Dassascai laughed. ‘I don’t know where you get this could-have-gone-anywhere notion from. For a start, I lost everything in the fall of Ap’ Escatoy. I spent my last few quarters getting here, and even then I had a long walk because I couldn’t afford the fare for the last leg of the journey.’

‘All right,’ Temrai conceded. ‘But since by your reckoning getting anywhere at all was a real achievement, couldn’t you have made your way – overcoming difficulties of heroic proportions, granted – to a city; somewhere you could get a bath and a shave without having had to carry the water in a goatskin bag for two days’ march across the wilderness? What I mean is, you had to pass by several perfectly good cities to get from there to here. What was the big attraction?’

‘Ducks,’ Dassascai replied. ‘All my life I’ve secretly yearned to spend my days up to the elbows in duckshit and blood.’

Temrai nodded gravely. ‘That I can understand,’ he said. ‘This is no good. I should be out there working, setting an example. But it’s too hot.’

‘Take it easy while you’ve got the chance,’ Dassascai agreed. ‘But since you raised the subject, you should understand, because you made the same choice.’

‘Did I?’

‘Of course. You lived and worked in Perimadeia for a while; don’t tell me you hated every minute of it and couldn’t wait to finish the job and get out of there, because I don’t believe you. I mean, if you’d hated it, how come you’ve spent so much time and effort since then trying to turn our people into replica Perimadeians?’

Temrai sat still and quiet for a while before answering. ‘Do you know,’ he said, ‘I’m not sure. To begin with, it was just a side-effect – we had to learn how to build siege engines in order to take the City, so we taught ourselves the basics. Once we’d done that, though, it seemed a pity to stop there and go back to chivvying goats across the plains. And no, you’re right; I didn’t hate my time in the City, far from it. I enjoyed it, and by and large I liked the City people a lot.’

‘And then you wiped them out? No offence, just asking.’
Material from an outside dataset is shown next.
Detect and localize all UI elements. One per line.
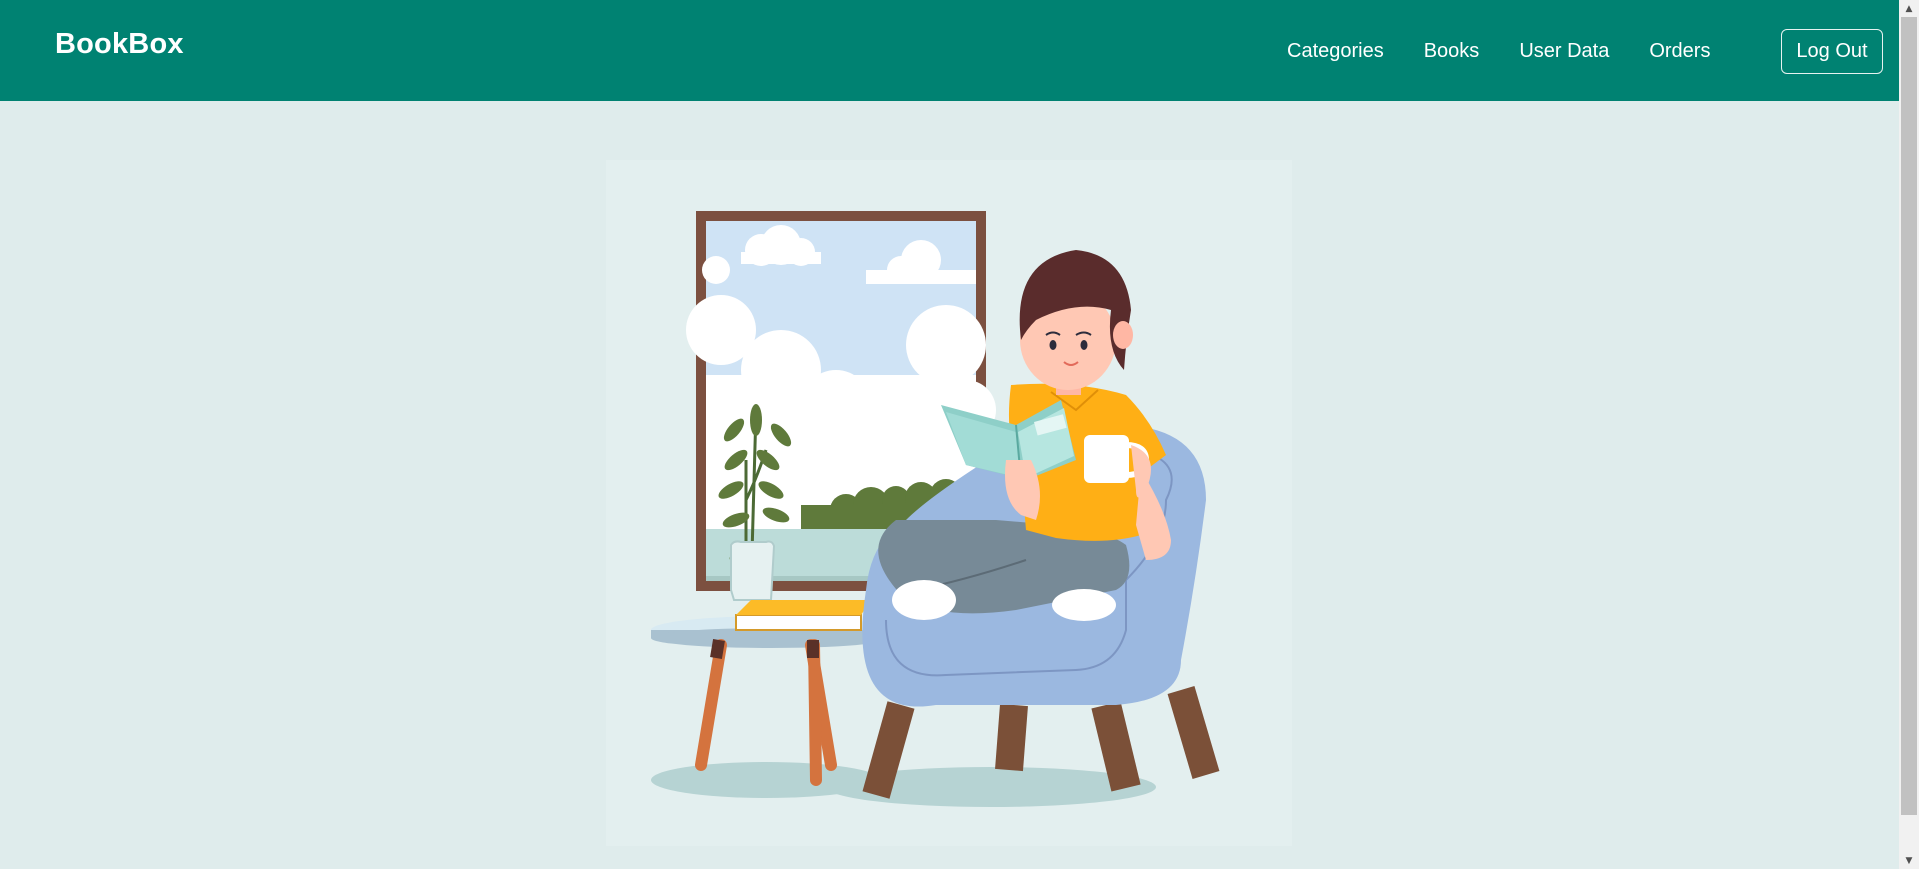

‘It’s a fair point. I suppose it’s inevitable; if you want to harm your enemies, you’ll always end up harming your friends as well. You can’t keep war and destruction stoppered up in a little bottle, like vitriol or nitre; if you want to use them, you’ve got to slop them about.’

Dassascai shifted slightly and lay on his back. ‘True enough,’ he said. ‘But this business of imitating the people you destroyed, what about that? Is it guilt, do you think? Or did you supplant them because you wanted to take their place?’

Temrai frowned. ‘I don’t think it was anything so deliberate,’ he said. ‘I think it’s just the way things are; the more you hate an enemy, the more you come to resemble him. It’s an extremely intimate relationship, hatred; it makes you very close to the person you hate. I sometimes think you can’t really hate somebody unless you really understand them. Harming, yes; killing, even – you can do that with detachment, cold-bloodedly. But you don’t hate ducks, quite likely you don’t understand them.’

Dassascai smiled. ‘What’s to understand?’

‘Ah, well, there you are. Now, when I was a kid and my father and uncle took me out hunting the first time, they told me that a true hunter has to understand what he kills; and I honestly believe that they loved the deer and the boar we used to hunt. When they used to talk about them, it was all affection, as if they were talking about family. I suppose it’s because they’d studied and observed them for so long they’d grown attached to them. They always made a point of saying thank you to anything we killed. Once when I was quite small, I asked my father if it bothered him, killing animals like that; and he said yes, it bothered him a lot, because every time he felt he’d just lost a friend. Now I never could make any sense out of that until I went to live in the City; I still can’t explain it, but now at least I know what he meant.’